With a BBU design, that blackening would occur near the base, thus leaving the middle of the glass envelope clear of burned filament, which allowed more light to pass out of the lamp. Same thing would happen with a BBD design, where the very top of the glass envelope would blacken, leaving a somewhat clear glass at the filament area.
 
Those Kleig Lekos were pigs. Heavy and a major PITA. I worked a studio that had a few on pantographs and they were a misery not yet displaced in my memory... (although I have tried)

However...the 3508 and 3525 Fresnels were LOVELY. I am wispy-eyed thinking about the quality of that light. Sumthin' about those lenses made them super-amazingly even. The worm-drive lamp carriers were occasionally wonky, but some application of persuasion would get them moving. I was always impressed with the "gas-gauge" indicator on the carrier, it made tuning a scene pretty intuitive once you figured out the way it worked. You could tell - at a distance - what an instrument was focused to.

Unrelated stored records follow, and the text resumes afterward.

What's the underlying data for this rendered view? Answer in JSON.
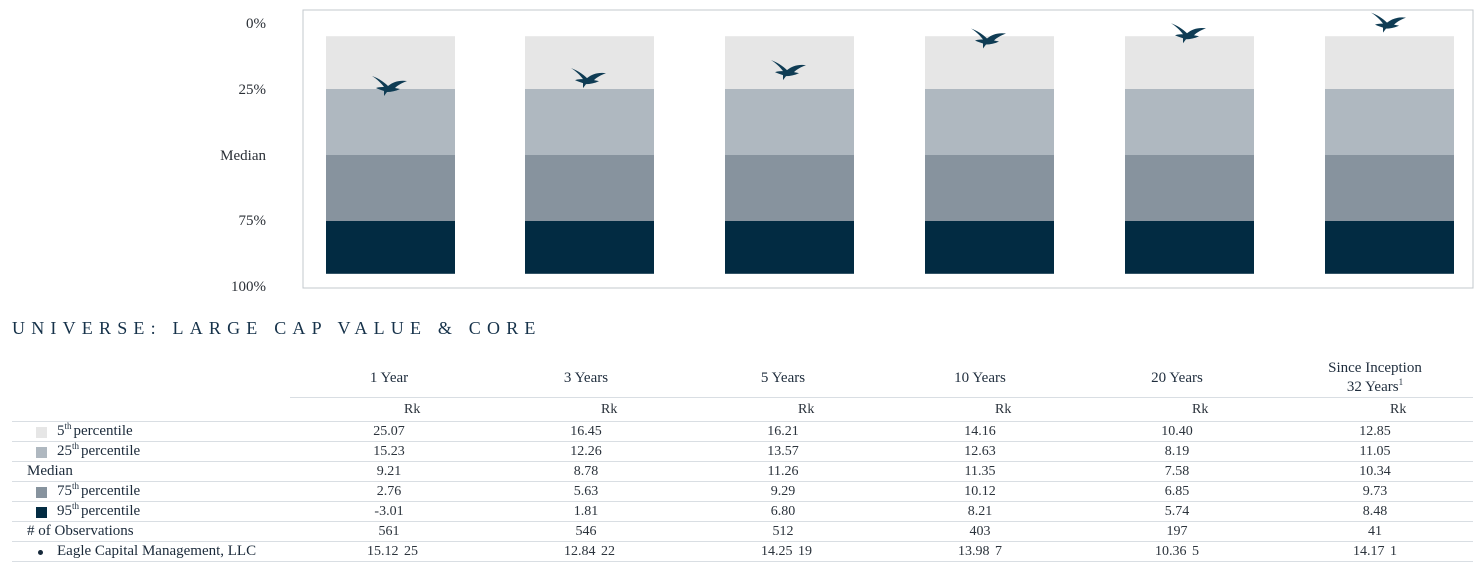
{
  "chart_data": {
    "type": "bar",
    "subtype": "floating percentile ranking bars (inverted axis)",
    "y_axis_labels": [
      "0%",
      "25%",
      "Median",
      "75%",
      "100%"
    ],
    "categories": [
      "1 Year",
      "3 Years",
      "5 Years",
      "10 Years",
      "20 Years",
      "Since Inception"
    ],
    "bands": [
      {
        "name": "5th to 25th percentile",
        "color": "#e6e6e6"
      },
      {
        "name": "25th percentile to Median",
        "color": "#afb8c0"
      },
      {
        "name": "Median to 75th percentile",
        "color": "#87939e"
      },
      {
        "name": "75th to 95th percentile",
        "color": "#022b42"
      }
    ],
    "marker": {
      "series": "Eagle Capital Management, LLC",
      "icon": "eagle-icon",
      "ranks": [
        25,
        22,
        19,
        7,
        5,
        1
      ]
    },
    "grid": false,
    "plot_border": true
  },
  "table": {
    "title": "UNIVERSE: LARGE CAP VALUE & CORE",
    "columns": [
      {
        "label": "1 Year",
        "sub": "",
        "sup": ""
      },
      {
        "label": "3 Years",
        "sub": "",
        "sup": ""
      },
      {
        "label": "5 Years",
        "sub": "",
        "sup": ""
      },
      {
        "label": "10 Years",
        "sub": "",
        "sup": ""
      },
      {
        "label": "20 Years",
        "sub": "",
        "sup": ""
      },
      {
        "label": "Since Inception",
        "sub": "32 Years",
        "sup": "1"
      }
    ],
    "rk_label": "Rk",
    "rows": [
      {
        "prefix": "5",
        "sup": "th",
        "label": "percentile",
        "swatch": "#e6e6e6",
        "values": [
          "25.07",
          "16.45",
          "16.21",
          "14.16",
          "10.40",
          "12.85"
        ],
        "ranks": []
      },
      {
        "prefix": "25",
        "sup": "th",
        "label": "percentile",
        "swatch": "#afb8c0",
        "values": [
          "15.23",
          "12.26",
          "13.57",
          "12.63",
          "8.19",
          "11.05"
        ],
        "ranks": []
      },
      {
        "prefix": "",
        "sup": "",
        "label": "Median",
        "swatch": "",
        "values": [
          "9.21",
          "8.78",
          "11.26",
          "11.35",
          "7.58",
          "10.34"
        ],
        "ranks": []
      },
      {
        "prefix": "75",
        "sup": "th",
        "label": "percentile",
        "swatch": "#87939e",
        "values": [
          "2.76",
          "5.63",
          "9.29",
          "10.12",
          "6.85",
          "9.73"
        ],
        "ranks": []
      },
      {
        "prefix": "95",
        "sup": "th",
        "label": "percentile",
        "swatch": "#022b42",
        "values": [
          "-3.01",
          "1.81",
          "6.80",
          "8.21",
          "5.74",
          "8.48"
        ],
        "ranks": []
      },
      {
        "prefix": "",
        "sup": "",
        "label": "# of Observations",
        "swatch": "",
        "values": [
          "561",
          "546",
          "512",
          "403",
          "197",
          "41"
        ],
        "ranks": []
      },
      {
        "prefix": "",
        "sup": "",
        "label": "Eagle Capital Management, LLC",
        "swatch": "dot",
        "values": [
          "15.12",
          "12.84",
          "14.25",
          "13.98",
          "10.36",
          "14.17"
        ],
        "ranks": [
          "25",
          "22",
          "19",
          "7",
          "5",
          "1"
        ]
      }
    ]
  }
}
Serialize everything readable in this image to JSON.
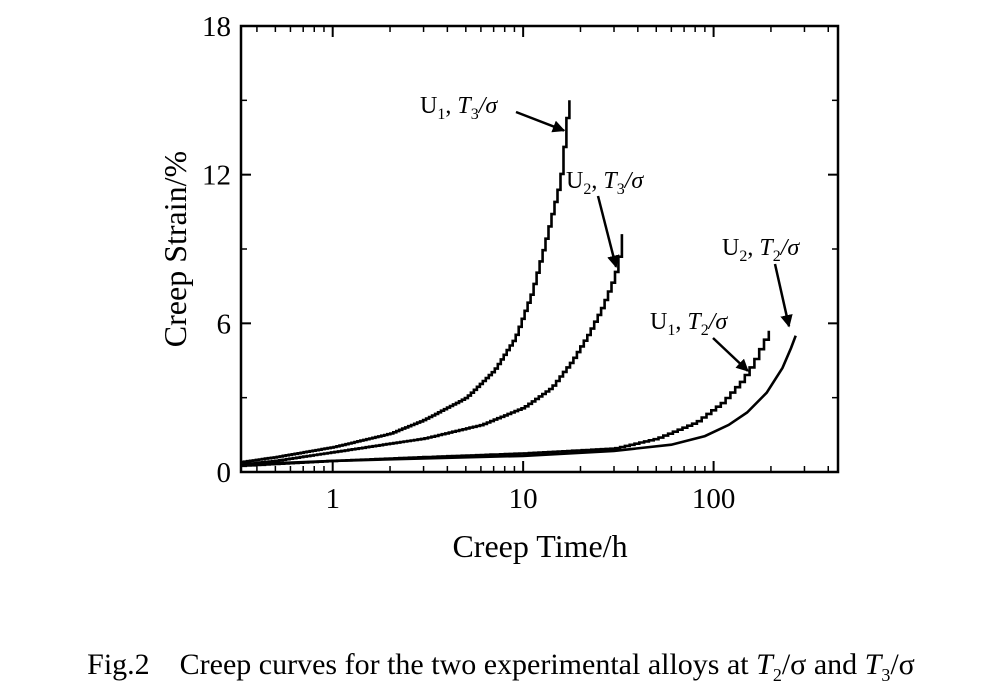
{
  "chart_data": {
    "type": "line",
    "xlabel": "Creep Time/h",
    "ylabel": "Creep Strain/%",
    "xscale": "log",
    "xlim": [
      0.33,
      450
    ],
    "ylim": [
      0,
      18
    ],
    "xticks": [
      1,
      10,
      100
    ],
    "xtick_labels": [
      "1",
      "10",
      "100"
    ],
    "yticks": [
      0,
      6,
      12,
      18
    ],
    "ytick_labels": [
      "0",
      "6",
      "12",
      "18"
    ],
    "grid": false,
    "legend": "none",
    "series": [
      {
        "name": "U1, T3/σ",
        "label_parts": [
          "U",
          "1",
          ", ",
          "T",
          "3",
          "/σ"
        ],
        "color": "#000000",
        "step": true,
        "x": [
          0.33,
          0.5,
          1,
          2,
          3,
          5,
          7,
          9,
          11,
          13,
          14.5,
          15.5,
          16,
          16.5,
          17,
          17.5
        ],
        "y": [
          0.4,
          0.6,
          1.0,
          1.55,
          2.1,
          3.0,
          4.1,
          5.4,
          7.2,
          9.3,
          10.8,
          11.7,
          12.5,
          13.6,
          14.5,
          15.0
        ]
      },
      {
        "name": "U2, T3/σ",
        "label_parts": [
          "U",
          "2",
          ", ",
          "T",
          "3",
          "/σ"
        ],
        "color": "#000000",
        "step": true,
        "x": [
          0.33,
          0.5,
          1,
          3,
          6,
          10,
          14,
          18,
          22,
          26,
          29,
          31,
          32,
          32.5,
          33
        ],
        "y": [
          0.3,
          0.45,
          0.8,
          1.35,
          1.9,
          2.6,
          3.4,
          4.5,
          5.6,
          6.7,
          7.6,
          8.3,
          8.9,
          9.3,
          9.6
        ]
      },
      {
        "name": "U1, T2/σ",
        "label_parts": [
          "U",
          "1",
          ", ",
          "T",
          "2",
          "/σ"
        ],
        "color": "#000000",
        "step": true,
        "x": [
          0.33,
          1,
          3,
          10,
          30,
          50,
          80,
          110,
          140,
          160,
          180,
          195
        ],
        "y": [
          0.25,
          0.45,
          0.6,
          0.75,
          0.95,
          1.35,
          2.0,
          2.8,
          3.7,
          4.4,
          5.2,
          5.7
        ]
      },
      {
        "name": "U2, T2/σ",
        "label_parts": [
          "U",
          "2",
          ", ",
          "T",
          "2",
          "/σ"
        ],
        "color": "#000000",
        "step": false,
        "x": [
          0.33,
          1,
          3,
          10,
          30,
          60,
          90,
          120,
          150,
          190,
          230,
          255,
          270
        ],
        "y": [
          0.3,
          0.45,
          0.55,
          0.65,
          0.85,
          1.1,
          1.45,
          1.9,
          2.4,
          3.2,
          4.2,
          5.0,
          5.5
        ]
      }
    ]
  },
  "caption": {
    "fig": "Fig.2",
    "text_pre": "Creep curves for the two experimental alloys at ",
    "t_var": "T",
    "sub_a": "2",
    "mid": "/σ and ",
    "sub_b": "3",
    "end": "/σ"
  }
}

The same space had some quartz Kleig focusable scoops. By focusable, they meant you could generate a pretty severe hot spot almost instantly. Then, you would turn the knob back and wonder why they went to all that expense...
 
While I agree with everything said in the last few posts about lamp physics, as a "young 'en" (relatively speaking), in practice I have always benched radial ellipsoidals to favor brightness towards towards the top of the beam as opposed the to bottom
Why on earth would you out of bench focus to favor the higher side? Splaining please in asking by someone that works on old fixtures normally with damage to the gate mechanism often out of focus.. Possible not a lack of bothering to bench focus, at times by intent or learned? What is this theory and where did you get it from?